The general characteristics of the geophysical methods used for exploration of geothermal resources is given. Their application in the regional, intermediate (concessional) and local scales is considered and effectiveness of their usage depending on geological conditions is demonstrated.
Regional geophysical surveys are aimed at studying geological structures (inter-arc basins, subduction, spreading and rift zones, faults) that could host the geothermal reservoirs and contain appropriate ways of the heat transfer to the surface. The main methods used for regional studies are magnetotelluric (MT) and seismic surveys, while gravity and aeromagnetic ones are often applied for increasing the reliability of conclusions drawn basing on the former two methods. Seismic tomography of the earth’s crust (being quite expensive) reveals the geometrical boundaries of the lithological units and is especially good in detection of the regional stratigraphy. Magnetotelluric sounding (relatively cheap method) results in the resistivity model of the studied area that may be interpreted in lithological terms and guide the most favorable areas for future geothermal exploration.
None of the geophysical methods used without geological or other geophysical information can produce reliable results that can be used for decision making on the existence of the geothermal reservoir and its boundaries in the concessional scale.

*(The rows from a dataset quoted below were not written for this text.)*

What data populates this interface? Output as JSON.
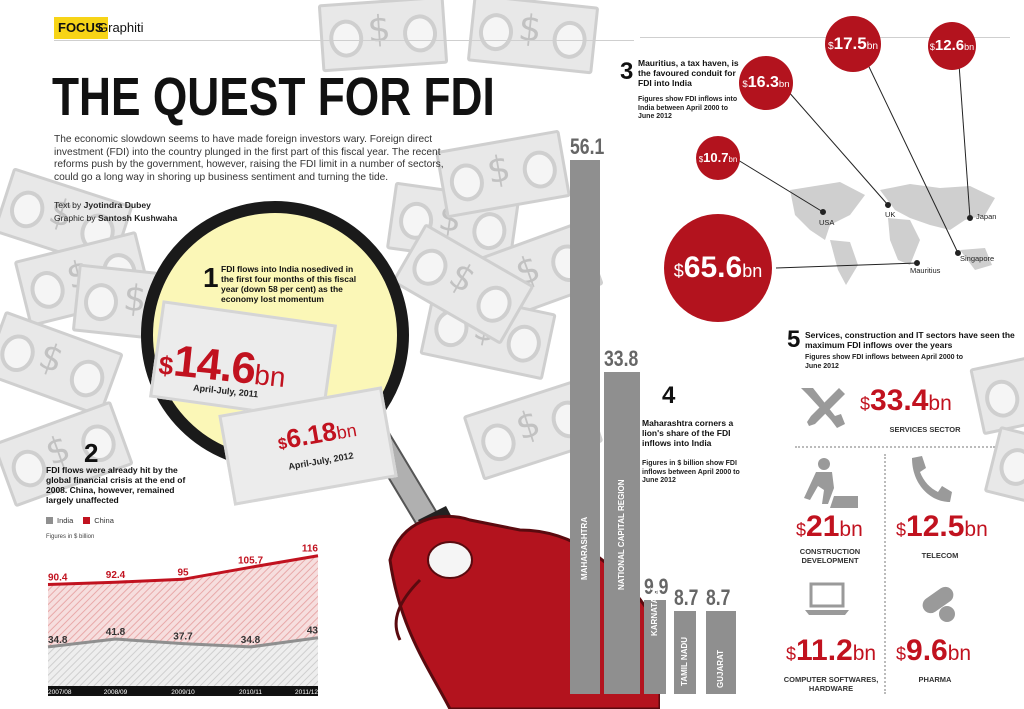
{
  "header": {
    "tag": "FOCUS",
    "section": "Graphiti"
  },
  "title": "THE QUEST FOR FDI",
  "intro": "The economic slowdown seems to have made foreign investors wary. Foreign direct investment (FDI) into the country plunged in the first part of this fiscal year. The recent reforms push by the government, however, raising the FDI limit in a number of sectors, could go a long way in shoring up business sentiment and turning the tide.",
  "credits": {
    "text_prefix": "Text by",
    "text_author": "Jyotindra Dubey",
    "graphic_prefix": "Graphic by",
    "graphic_author": "Santosh Kushwaha"
  },
  "point1": {
    "num": "1",
    "text": "FDI flows into India nosedived in the first four months of this fiscal year (down 58 per cent) as the economy lost momentum",
    "val1": "14.6",
    "unit1": "bn",
    "period1": "April-July, 2011",
    "val2": "6.18",
    "unit2": "bn",
    "period2": "April-July, 2012"
  },
  "point2": {
    "num": "2",
    "text": "FDI flows were already hit by the global financial crisis at the end of 2008. China, however, remained largely unaffected",
    "legend_india": "India",
    "legend_china": "China",
    "note": "Figures in $ billion"
  },
  "point3": {
    "num": "3",
    "text": "Mauritius, a tax haven, is the favoured conduit for FDI into India",
    "note": "Figures show FDI inflows into India between April 2000 to June 2012"
  },
  "point4": {
    "num": "4",
    "text": "Maharashtra corners a lion's share of the FDI inflows into India",
    "note": "Figures in $ billion show FDI inflows between April 2000 to June 2012"
  },
  "point5": {
    "num": "5",
    "text": "Services, construction and IT sectors have seen the maximum FDI inflows over the years",
    "note": "Figures show FDI inflows between April 2000 to June 2012"
  },
  "currency": "$",
  "countries": [
    {
      "name": "Mauritius",
      "value": "65.6",
      "unit": "bn"
    },
    {
      "name": "Singapore",
      "value": "17.5",
      "unit": "bn"
    },
    {
      "name": "Japan",
      "value": "12.6",
      "unit": "bn"
    },
    {
      "name": "UK",
      "value": "16.3",
      "unit": "bn"
    },
    {
      "name": "USA",
      "value": "10.7",
      "unit": "bn"
    }
  ],
  "sectors": [
    {
      "name": "SERVICES SECTOR",
      "value": "33.4",
      "unit": "bn",
      "icon": "tools-icon"
    },
    {
      "name": "CONSTRUCTION DEVELOPMENT",
      "value": "21",
      "unit": "bn",
      "icon": "worker-icon"
    },
    {
      "name": "TELECOM",
      "value": "12.5",
      "unit": "bn",
      "icon": "phone-icon"
    },
    {
      "name": "COMPUTER SOFTWARES, HARDWARE",
      "value": "11.2",
      "unit": "bn",
      "icon": "laptop-icon"
    },
    {
      "name": "PHARMA",
      "value": "9.6",
      "unit": "bn",
      "icon": "pill-icon"
    }
  ],
  "colors": {
    "red": "#c1121f",
    "grey": "#8f8f8f",
    "yellow": "#f7d417"
  },
  "chart_data": [
    {
      "type": "line",
      "categories": [
        "2007/08",
        "2008/09",
        "2009/10",
        "2010/11",
        "2011/12"
      ],
      "series": [
        {
          "name": "India",
          "values": [
            34.8,
            41.8,
            37.7,
            34.8,
            43
          ],
          "labels": [
            "34.8",
            "41.8",
            "37.7",
            "34.8",
            "43"
          ]
        },
        {
          "name": "China",
          "values": [
            90.4,
            92.4,
            95,
            105.7,
            116
          ],
          "labels": [
            "90.4",
            "92.4",
            "95",
            "105.7",
            "116"
          ]
        }
      ],
      "ylim": [
        0,
        130
      ]
    },
    {
      "type": "bar",
      "categories": [
        "MAHARASHTRA",
        "NATIONAL CAPITAL REGION",
        "KARNATAKA",
        "TAMIL NADU",
        "GUJARAT"
      ],
      "values": [
        56.1,
        33.8,
        9.9,
        8.7,
        8.7
      ],
      "labels": [
        "56.1",
        "33.8",
        "9.9",
        "8.7",
        "8.7"
      ]
    }
  ]
}
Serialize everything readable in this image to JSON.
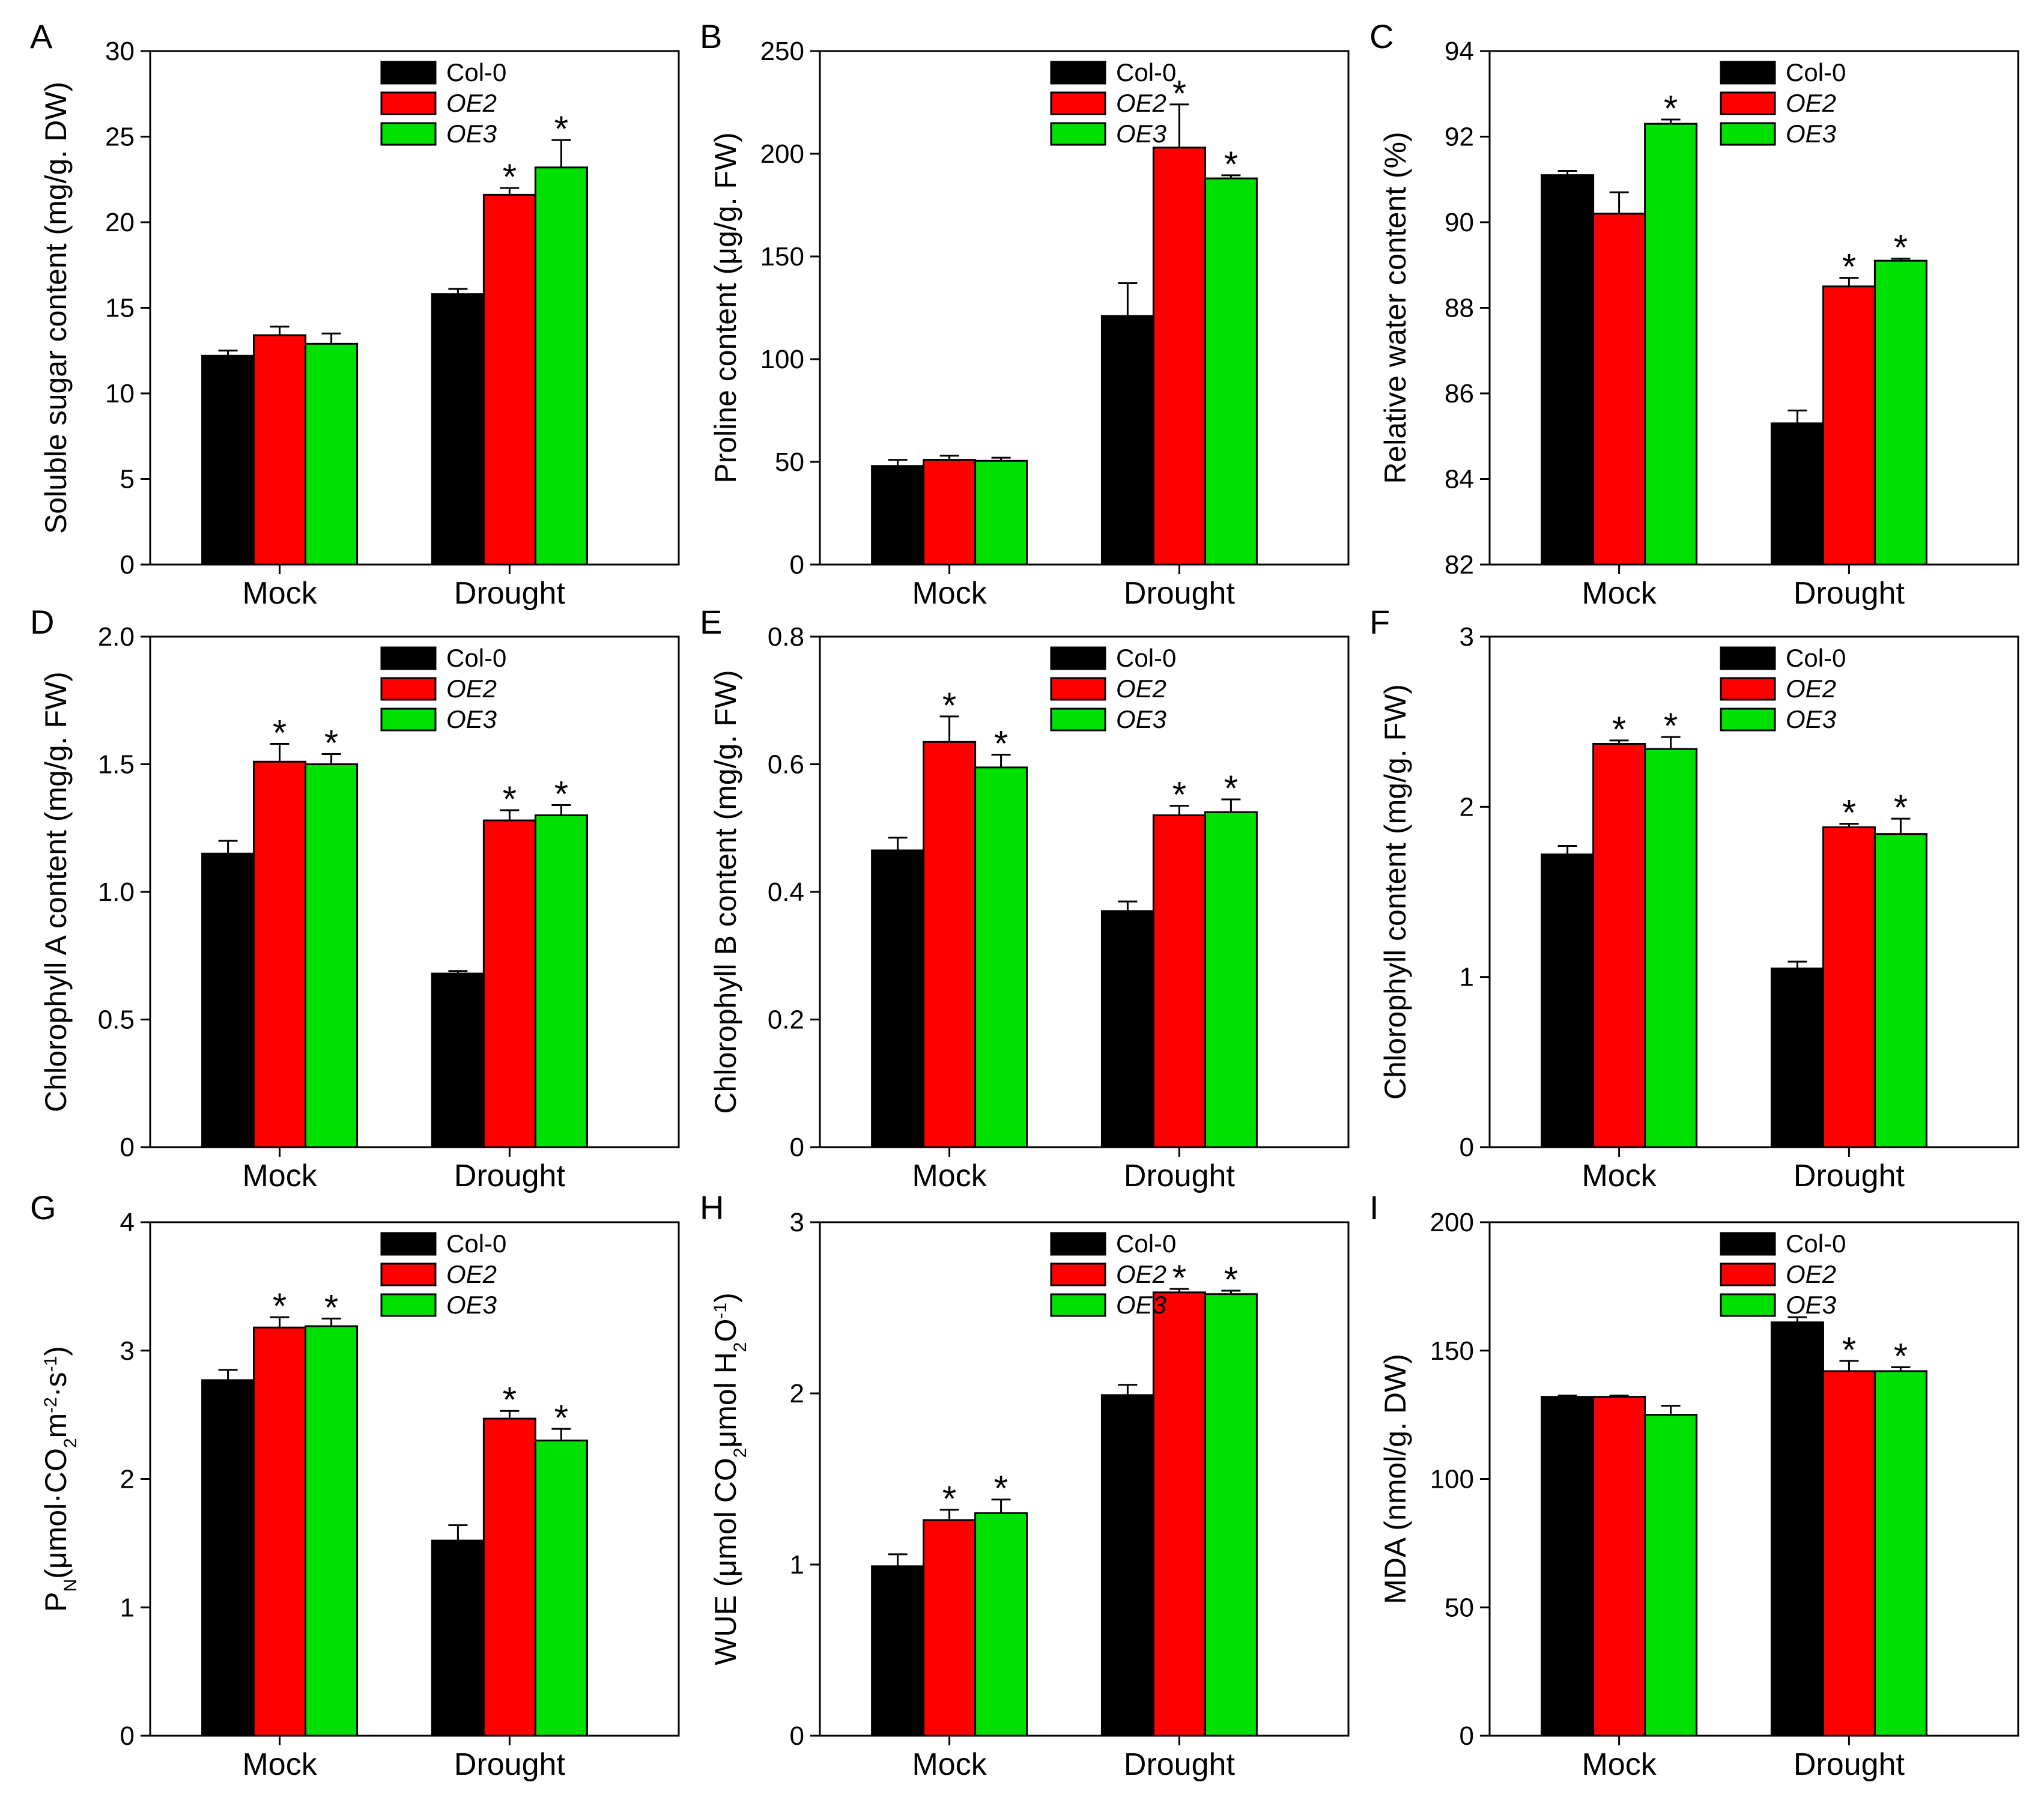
{
  "figure": {
    "categories": [
      "Mock",
      "Drought"
    ],
    "series_names": [
      "Col-0",
      "OE2",
      "OE3"
    ],
    "legend_italic": [
      false,
      true,
      true
    ],
    "colors": {
      "Col-0": "#000000",
      "OE2": "#ff0000",
      "OE3": "#00e000"
    },
    "significance_marker": "*"
  },
  "chart_data": [
    {
      "panel": "A",
      "type": "bar",
      "ylabel": "Soluble sugar content (mg/g. DW)",
      "ylim": [
        0,
        30
      ],
      "yticks": [
        0,
        5,
        10,
        15,
        20,
        25,
        30
      ],
      "categories": [
        "Mock",
        "Drought"
      ],
      "series": [
        {
          "name": "Col-0",
          "values": [
            12.2,
            15.8
          ],
          "errors": [
            0.3,
            0.3
          ],
          "sig": [
            false,
            false
          ]
        },
        {
          "name": "OE2",
          "values": [
            13.4,
            21.6
          ],
          "errors": [
            0.5,
            0.4
          ],
          "sig": [
            false,
            true
          ]
        },
        {
          "name": "OE3",
          "values": [
            12.9,
            23.2
          ],
          "errors": [
            0.6,
            1.6
          ],
          "sig": [
            false,
            true
          ]
        }
      ]
    },
    {
      "panel": "B",
      "type": "bar",
      "ylabel": "Proline content (μg/g. FW)",
      "ylim": [
        0,
        250
      ],
      "yticks": [
        0,
        50,
        100,
        150,
        200,
        250
      ],
      "categories": [
        "Mock",
        "Drought"
      ],
      "series": [
        {
          "name": "Col-0",
          "values": [
            48,
            121
          ],
          "errors": [
            3,
            16
          ],
          "sig": [
            false,
            false
          ]
        },
        {
          "name": "OE2",
          "values": [
            51,
            203
          ],
          "errors": [
            2,
            21
          ],
          "sig": [
            false,
            true
          ]
        },
        {
          "name": "OE3",
          "values": [
            50.5,
            188
          ],
          "errors": [
            1.5,
            1.5
          ],
          "sig": [
            false,
            true
          ]
        }
      ]
    },
    {
      "panel": "C",
      "type": "bar",
      "ylabel": "Relative water content (%)",
      "ylim": [
        82,
        94
      ],
      "yticks": [
        82,
        84,
        86,
        88,
        90,
        92,
        94
      ],
      "categories": [
        "Mock",
        "Drought"
      ],
      "series": [
        {
          "name": "Col-0",
          "values": [
            91.1,
            85.3
          ],
          "errors": [
            0.1,
            0.3
          ],
          "sig": [
            false,
            false
          ]
        },
        {
          "name": "OE2",
          "values": [
            90.2,
            88.5
          ],
          "errors": [
            0.5,
            0.2
          ],
          "sig": [
            false,
            true
          ]
        },
        {
          "name": "OE3",
          "values": [
            92.3,
            89.1
          ],
          "errors": [
            0.1,
            0.05
          ],
          "sig": [
            true,
            true
          ]
        }
      ]
    },
    {
      "panel": "D",
      "type": "bar",
      "ylabel": "Chlorophyll A content (mg/g. FW)",
      "ylim": [
        0,
        2.0
      ],
      "yticks": [
        0,
        0.5,
        1.0,
        1.5,
        2.0
      ],
      "tick_decimals": 1,
      "categories": [
        "Mock",
        "Drought"
      ],
      "series": [
        {
          "name": "Col-0",
          "values": [
            1.15,
            0.68
          ],
          "errors": [
            0.05,
            0.01
          ],
          "sig": [
            false,
            false
          ]
        },
        {
          "name": "OE2",
          "values": [
            1.51,
            1.28
          ],
          "errors": [
            0.07,
            0.04
          ],
          "sig": [
            true,
            true
          ]
        },
        {
          "name": "OE3",
          "values": [
            1.5,
            1.3
          ],
          "errors": [
            0.04,
            0.04
          ],
          "sig": [
            true,
            true
          ]
        }
      ]
    },
    {
      "panel": "E",
      "type": "bar",
      "ylabel": "Chlorophyll B content (mg/g. FW)",
      "ylim": [
        0,
        0.8
      ],
      "yticks": [
        0,
        0.2,
        0.4,
        0.6,
        0.8
      ],
      "tick_decimals": 1,
      "categories": [
        "Mock",
        "Drought"
      ],
      "series": [
        {
          "name": "Col-0",
          "values": [
            0.465,
            0.37
          ],
          "errors": [
            0.02,
            0.015
          ],
          "sig": [
            false,
            false
          ]
        },
        {
          "name": "OE2",
          "values": [
            0.635,
            0.52
          ],
          "errors": [
            0.04,
            0.015
          ],
          "sig": [
            true,
            true
          ]
        },
        {
          "name": "OE3",
          "values": [
            0.595,
            0.525
          ],
          "errors": [
            0.02,
            0.02
          ],
          "sig": [
            true,
            true
          ]
        }
      ]
    },
    {
      "panel": "F",
      "type": "bar",
      "ylabel": "Chlorophyll content (mg/g. FW)",
      "ylim": [
        0,
        3
      ],
      "yticks": [
        0,
        1,
        2,
        3
      ],
      "categories": [
        "Mock",
        "Drought"
      ],
      "series": [
        {
          "name": "Col-0",
          "values": [
            1.72,
            1.05
          ],
          "errors": [
            0.05,
            0.04
          ],
          "sig": [
            false,
            false
          ]
        },
        {
          "name": "OE2",
          "values": [
            2.37,
            1.88
          ],
          "errors": [
            0.02,
            0.02
          ],
          "sig": [
            true,
            true
          ]
        },
        {
          "name": "OE3",
          "values": [
            2.34,
            1.84
          ],
          "errors": [
            0.07,
            0.09
          ],
          "sig": [
            true,
            true
          ]
        }
      ]
    },
    {
      "panel": "G",
      "type": "bar",
      "ylabel": "PN(μmol·CO2m-2·s-1)",
      "ylim": [
        0,
        4
      ],
      "yticks": [
        0,
        1,
        2,
        3,
        4
      ],
      "categories": [
        "Mock",
        "Drought"
      ],
      "series": [
        {
          "name": "Col-0",
          "values": [
            2.77,
            1.52
          ],
          "errors": [
            0.08,
            0.12
          ],
          "sig": [
            false,
            false
          ]
        },
        {
          "name": "OE2",
          "values": [
            3.18,
            2.47
          ],
          "errors": [
            0.08,
            0.06
          ],
          "sig": [
            true,
            true
          ]
        },
        {
          "name": "OE3",
          "values": [
            3.19,
            2.3
          ],
          "errors": [
            0.06,
            0.09
          ],
          "sig": [
            true,
            true
          ]
        }
      ]
    },
    {
      "panel": "H",
      "type": "bar",
      "ylabel": "WUE (μmol CO2μmol H2O-1)",
      "ylim": [
        0,
        3
      ],
      "yticks": [
        0,
        1,
        2,
        3
      ],
      "categories": [
        "Mock",
        "Drought"
      ],
      "series": [
        {
          "name": "Col-0",
          "values": [
            0.99,
            1.99
          ],
          "errors": [
            0.07,
            0.06
          ],
          "sig": [
            false,
            false
          ]
        },
        {
          "name": "OE2",
          "values": [
            1.26,
            2.59
          ],
          "errors": [
            0.06,
            0.02
          ],
          "sig": [
            true,
            true
          ]
        },
        {
          "name": "OE3",
          "values": [
            1.3,
            2.58
          ],
          "errors": [
            0.08,
            0.02
          ],
          "sig": [
            true,
            true
          ]
        }
      ]
    },
    {
      "panel": "I",
      "type": "bar",
      "ylabel": "MDA (nmol/g. DW)",
      "ylim": [
        0,
        200
      ],
      "yticks": [
        0,
        50,
        100,
        150,
        200
      ],
      "categories": [
        "Mock",
        "Drought"
      ],
      "series": [
        {
          "name": "Col-0",
          "values": [
            132,
            161
          ],
          "errors": [
            0.5,
            2
          ],
          "sig": [
            false,
            false
          ]
        },
        {
          "name": "OE2",
          "values": [
            132,
            142
          ],
          "errors": [
            0.5,
            4
          ],
          "sig": [
            false,
            true
          ]
        },
        {
          "name": "OE3",
          "values": [
            125,
            142
          ],
          "errors": [
            3.5,
            1.5
          ],
          "sig": [
            false,
            true
          ]
        }
      ]
    }
  ]
}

So, seismic and EM methods are often supplemented by gravity and/or aeromagnetic surveys of different scale that depends on the required resolution. Magnetic anomalies correlate quite well with horizontal zonation of the structures, while the gravity maps are used to locate deep faults and to delineate fracture zones characterized by low density.
The tasks of the geothermal studies at local scale are spatial delineating of the geothermal reservoir, indirect evaluation of the temperature and permeability of the geothermal zone and finding the best locations for drilling. Electromagnetic and, in particular, magnetotelluric sounding is a direct method for in situ studies of 3D structure and fluid circulation in the geothermal area. Due to theoretical relations between the electrical resistivity, on the one hand, and temperature, porosity and permeability formed by the presence of alteration minerals, on the other hand, it is often applied for the indirect estimation of these parameters.
Thus, geophysical sounding of the geothermal zones could be used
- to reveal stratigraphical layering;
- to produce a static image of the reservoir and surrounding structure;
- to locate fractures and faulted zones and determine the strike orientation;
- to detect the boundary between the cap formed by clay minerals and high temperature reservoirs;
- to estimate the permeability and porosity values;
- to monitor the phase change of pore fluid in fractured rocks and resident fluids resulting in resistivity changes in the host rocks;
- to improve the accuracy of reservoir temperature estimates;
- finally, to reduce exploration costs.